J’insiste sur le fait de ne pas rejeter plutôt que de dire « on valide l’hypothèse » car il serait possible de passer à coté d’une autre explication (par exemple C -> B) et le résultat serait donc cohérent avec notre hypothèse bien que l’hypothèse soit fausse… Jusqu’à preuve du contraire (donc dans un temporaire qui peut être définitif), cette théorie sera utilisable.
Cette notion de fiabilité dans un intervalle de valeurs apparait sous le nom de significativité (significatif statistiquement), noté P. Il est donc important de regarder cette valeur dans une étude. On considère qu’un p <5% est significatif, s'il est supérieur il faudra augmenter la taille de l'échantillon car la différence observée ne sera peut-être due qu'au hasard. Cette vidéo de l’Inserm de moins de 4 minutes qui vous l’expliquera plus en détail.
C’est ici qu’entrent en jeu les biais de confusion. Quelque chose dans l’étude n’a pas été pris en compte et pourtant les résultat vont dans le sens qui nous arrange. Je vais prendre un exemple qui illustre cela très bien : une étude regardait la relation entre nombre de cigognes et nombres de bébés… et effectivement là où il y avait plus de cigognes, il y avait plus de bébés. Donc les cigognes apportent les bébés ? La confusion venait d’un facteur simple. Les cigognes reportées avaient leur nid sur les cheminées. Plus une ville est grande plus il y a de cheminées, donc de cigognes. Mais aussi plus une ville est grande et plus il y a de bébés si on considère le taux de naissance identique dans les différentes tailles de ville… le déterminant n’était donc pas le nombre de cigogne mais la taille de la ville.
Une autre notion importante et même fondamentale est la différence entre la corrélation et la causalité. La corrélation est un lien observé entre deux séries de données. Mais cela n’indique pas si c’est le fruit du hasard ou si un phénomène lie bien les deux séries…

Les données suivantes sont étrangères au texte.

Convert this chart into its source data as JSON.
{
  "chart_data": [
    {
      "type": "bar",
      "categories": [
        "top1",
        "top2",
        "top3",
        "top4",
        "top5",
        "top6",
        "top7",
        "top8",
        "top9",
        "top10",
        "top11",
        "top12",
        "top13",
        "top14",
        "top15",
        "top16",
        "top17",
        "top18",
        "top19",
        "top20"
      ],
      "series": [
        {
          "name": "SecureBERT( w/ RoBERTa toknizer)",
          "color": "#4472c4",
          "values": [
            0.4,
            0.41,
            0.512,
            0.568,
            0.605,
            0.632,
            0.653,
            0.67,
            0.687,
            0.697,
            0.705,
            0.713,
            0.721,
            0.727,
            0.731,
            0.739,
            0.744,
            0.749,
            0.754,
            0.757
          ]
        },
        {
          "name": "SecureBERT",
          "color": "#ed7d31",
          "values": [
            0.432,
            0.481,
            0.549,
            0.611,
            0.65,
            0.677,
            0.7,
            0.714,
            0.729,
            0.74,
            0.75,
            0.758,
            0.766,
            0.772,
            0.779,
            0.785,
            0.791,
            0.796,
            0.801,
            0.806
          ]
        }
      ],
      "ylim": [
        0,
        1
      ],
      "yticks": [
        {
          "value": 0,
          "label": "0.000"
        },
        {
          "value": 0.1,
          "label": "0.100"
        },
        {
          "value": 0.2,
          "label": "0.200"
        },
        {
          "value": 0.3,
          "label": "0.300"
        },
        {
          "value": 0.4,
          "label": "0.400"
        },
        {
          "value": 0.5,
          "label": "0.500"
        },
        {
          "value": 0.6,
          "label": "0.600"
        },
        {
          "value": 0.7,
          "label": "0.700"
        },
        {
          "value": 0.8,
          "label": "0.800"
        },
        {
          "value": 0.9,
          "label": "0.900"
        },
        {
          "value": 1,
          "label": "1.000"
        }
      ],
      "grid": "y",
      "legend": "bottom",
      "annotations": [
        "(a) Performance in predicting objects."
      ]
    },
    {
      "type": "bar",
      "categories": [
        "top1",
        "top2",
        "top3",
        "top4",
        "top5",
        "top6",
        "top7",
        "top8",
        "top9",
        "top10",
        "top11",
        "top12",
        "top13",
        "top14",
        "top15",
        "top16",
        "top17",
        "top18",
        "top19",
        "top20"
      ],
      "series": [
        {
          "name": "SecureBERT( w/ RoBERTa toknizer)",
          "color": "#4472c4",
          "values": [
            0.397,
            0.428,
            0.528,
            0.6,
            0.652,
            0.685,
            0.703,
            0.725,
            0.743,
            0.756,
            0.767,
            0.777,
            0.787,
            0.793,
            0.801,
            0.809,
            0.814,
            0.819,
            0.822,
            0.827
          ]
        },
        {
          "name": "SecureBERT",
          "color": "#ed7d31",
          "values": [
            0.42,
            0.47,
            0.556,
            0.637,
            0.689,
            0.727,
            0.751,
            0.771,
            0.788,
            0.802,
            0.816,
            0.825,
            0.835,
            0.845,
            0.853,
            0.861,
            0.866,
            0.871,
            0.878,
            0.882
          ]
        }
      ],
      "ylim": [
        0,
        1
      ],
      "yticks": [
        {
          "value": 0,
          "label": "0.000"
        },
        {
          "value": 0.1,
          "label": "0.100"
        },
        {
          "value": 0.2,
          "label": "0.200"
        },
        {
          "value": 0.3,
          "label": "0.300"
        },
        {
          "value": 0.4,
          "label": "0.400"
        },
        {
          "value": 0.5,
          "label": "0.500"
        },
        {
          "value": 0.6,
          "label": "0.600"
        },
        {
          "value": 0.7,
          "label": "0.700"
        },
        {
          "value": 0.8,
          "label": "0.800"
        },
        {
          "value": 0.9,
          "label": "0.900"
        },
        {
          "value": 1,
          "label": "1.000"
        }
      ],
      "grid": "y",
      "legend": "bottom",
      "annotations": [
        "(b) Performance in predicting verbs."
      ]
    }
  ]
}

Le site spurious correlations s’est fait une spécialité de dénoncer ces liens qu’il est très tentant de faire entre…
Les noyades par chute dans une piscine et le nombre de films avec Nicolas Cage
Ou mieux encore, la consommation de fromage et les morts par étouffement dans ses draps qui est encore plus « parlante ».
Comme ces deux infographies issues du site dont je vous ai parlé le montrent, un lien peut être le fruit du hasard. Et c’est un réel problème des études dites observationnelles qui ont tendance à tirer des conclusions rapides au lieu de tester des hypothèses.
Même dans le cas où un lien est fermement établi, il ne faut pas non plus anticiper le sens de cette relation avec un biais d’antériorité. Dit autrement, ce n’est pas parce que cela s’est passé avant que c’est la cause. Cette manière de pensée est anti-intuitive et l’antériorité n’est en rien la preuve de la cause.
Un exemple permettra de mieux comprendre. Imaginez que vous ne connaissiez pas le système de transports en commun. Qu’observe-t-on ? Des gens arrivent à un arrêt de bus, puis le bus vient. Est-ce que ce sont les gens qui font venir le bus ou le bus qui fait venir les gens ? Bien évidemment les gens viennent parce qu’ils savent qu’ils pourront prendre le bus et arrivent en avance pour être sûrs de ne pas le rater… Il faut se méfier des idées reçues et des pensées toutes faites.
Deux choses :
- Ne confondez pas corrélation et causalité ;
- Ne tirez pas de conclusion hâtive sur le sens de la causalité si elle existe.
Enfin, l’économétrie permet de créer des modèles plus complexes d’explication d’un phénomène pouvant intégrer différents facteurs et permet de tester les hypothèses ou l’implication de ces facteurs dans un phénomènes.
Donc non, toutes les études ne se valent pas en terme de qualité de récolte des données, de respect des outils statistiques et des conclusions apportées mais cela fera l’objet d’un autre article.